Madeleine, from Leicestershire, was three when she disappeared from Praia da Luz in the Algarve in May 2007.
Portugal's attorney general said "new elements of evidence" justified the "continuation of the investigation", which was shelved by police in 2008.
Madeleine's parents said they hoped for "the answers we so desperately need".
Scotland Yard began a review of the case in May 2011 - codenamed Operation Grange - and opened a formal investigation in July this year.
Portuguese police said a review team had been working since March 2011 to look back through information from the original investigation - and this process had uncovered potential new lines of inquiry.
The decision comes after Scotland Yard said at a briefing earlier this year that the Portuguese inquiry would not be re-opened until judges there were convinced there were solid grounds to do so.
It would appear that this decision is highly significant, BBC home affairs correspondent Danny Shaw said.
Assistant Commissioner Mark Rowley and Det Ch Insp Andy Redwood met senior Portuguese police in Lisbon last Thursday for a briefing on the new lines of enquiry, which are "separate" to those being followed by the Met.
Madeleine's parents, Kate and Gerry McCann, were also briefed on the case during the meeting.
They said they were "very pleased" the Portuguese inquiry, which will run alongside the Met operation, was being reopened.
"We hope that this will finally lead to her being found and to the discovery of whoever is responsible for this crime," they said.
"We once again urge any member of the public who may have information relating to Madeleine's abduction to contact the police in Portugal or the UK."
Mr Rowley, assistant commissioner for specialist crime and operations, said the meeting was "very positive" and both forces had a "shared determination" to solve the case.
"I believe that we have the best opportunity yet to finally understand what happened to Madeleine," he said.
UK Home Secretary Theresa May welcomed the development, saying: "I hope what we are going to see is a resolution of this case for the sake of Maddie's parents and family."
Thursday 3 May 2007: Timeline
- 20:30 Kate and Gerry McCann leave their apartment to have dinner at a Tapas bar
- 21:05 Gerry McCann checks on Madeleine and her siblings
- 22:00 A man is seen carrying a child wearing pyjamas heading towards the ocean
- 22:00 Kate McCann raises the alarm that Madeleine has gone missing
Madeleine went missing from her family's holiday apartment on 3 May 2007, as her parents dined with friends at a nearby tapas bar.
The three-year-old and her brother and sister were left in the apartment at 20:30, with their father checking on them at 21:05.
Mrs McCann raised the alarm at 22:00 when she realised Madeleine was gone.
Since then there has been much speculation about what happened to the youngster.

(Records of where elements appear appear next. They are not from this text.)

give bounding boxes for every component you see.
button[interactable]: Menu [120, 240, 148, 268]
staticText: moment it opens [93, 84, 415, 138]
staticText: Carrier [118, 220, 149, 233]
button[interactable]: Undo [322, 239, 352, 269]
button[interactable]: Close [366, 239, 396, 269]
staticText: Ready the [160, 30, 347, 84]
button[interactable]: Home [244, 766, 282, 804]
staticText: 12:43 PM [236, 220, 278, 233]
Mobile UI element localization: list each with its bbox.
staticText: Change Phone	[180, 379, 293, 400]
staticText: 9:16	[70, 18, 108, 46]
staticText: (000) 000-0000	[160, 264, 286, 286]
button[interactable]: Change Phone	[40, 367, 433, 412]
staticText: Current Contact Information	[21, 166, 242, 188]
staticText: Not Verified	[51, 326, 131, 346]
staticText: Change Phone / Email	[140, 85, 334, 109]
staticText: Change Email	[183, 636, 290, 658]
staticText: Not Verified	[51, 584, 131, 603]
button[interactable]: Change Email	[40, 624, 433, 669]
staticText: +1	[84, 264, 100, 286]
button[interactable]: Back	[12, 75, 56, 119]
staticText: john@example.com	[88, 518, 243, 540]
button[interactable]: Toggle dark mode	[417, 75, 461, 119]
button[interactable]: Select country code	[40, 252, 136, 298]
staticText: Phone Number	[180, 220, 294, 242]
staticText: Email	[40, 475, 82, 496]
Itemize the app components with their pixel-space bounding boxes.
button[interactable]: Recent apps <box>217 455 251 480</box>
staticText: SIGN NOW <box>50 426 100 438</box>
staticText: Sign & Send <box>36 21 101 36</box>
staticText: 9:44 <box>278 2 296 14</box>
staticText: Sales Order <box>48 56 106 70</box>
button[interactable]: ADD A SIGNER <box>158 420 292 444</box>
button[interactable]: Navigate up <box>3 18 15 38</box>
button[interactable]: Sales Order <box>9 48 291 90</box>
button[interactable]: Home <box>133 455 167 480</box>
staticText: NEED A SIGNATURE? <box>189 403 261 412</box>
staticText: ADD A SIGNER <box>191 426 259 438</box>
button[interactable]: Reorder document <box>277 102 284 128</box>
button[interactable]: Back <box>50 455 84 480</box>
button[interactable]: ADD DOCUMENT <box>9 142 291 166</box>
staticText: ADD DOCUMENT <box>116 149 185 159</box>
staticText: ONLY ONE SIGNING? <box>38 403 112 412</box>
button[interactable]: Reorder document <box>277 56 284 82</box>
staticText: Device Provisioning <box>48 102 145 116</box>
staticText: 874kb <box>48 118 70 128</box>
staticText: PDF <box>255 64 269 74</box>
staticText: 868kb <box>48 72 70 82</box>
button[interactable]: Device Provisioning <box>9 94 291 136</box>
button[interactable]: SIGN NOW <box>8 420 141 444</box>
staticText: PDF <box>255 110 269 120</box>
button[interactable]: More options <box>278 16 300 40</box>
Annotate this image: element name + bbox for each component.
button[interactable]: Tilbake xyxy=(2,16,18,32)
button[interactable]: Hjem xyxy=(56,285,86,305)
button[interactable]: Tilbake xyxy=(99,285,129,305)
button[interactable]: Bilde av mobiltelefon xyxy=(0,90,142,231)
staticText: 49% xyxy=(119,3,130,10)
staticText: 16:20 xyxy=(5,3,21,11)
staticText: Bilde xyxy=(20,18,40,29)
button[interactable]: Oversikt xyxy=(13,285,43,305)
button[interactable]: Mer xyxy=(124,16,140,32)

In July, the Met said new evidence had come to light, and last week an appeal launched on BBC Crimewatch prompted 2,400 responses.
Met detectives released two e-fits of a man seen carrying a child in Praia da Luz at 22:00 on the night Madeleine went missing and it was revealed that they now suspected Madeleine could have been taken later than previously thought - just before her mother returned to the apartment to check on her.
The Met are offering a £20,000 reward for information.
They say their inquiries have led to the "accepted version of events" surrounding Madeleine's disappearance being significantly changed.
Det Ch Insp Andy Redwood said further appeals on similar programmes in the Netherlands and Germany had led to hundreds of calls.
The next stage of the appeal will be in Ireland later this month.
On Wednesday, Met Police Commissioner Sir Bernard Hogan-Howe defended the way Portuguese police had handled the initial investigation into Madeleine's disappearance.
"I'm sure for them that must have been a challenge. Anybody can go back after two, three, five, six years and say 'why didn't you do that'? That's easy in hindsight," he said.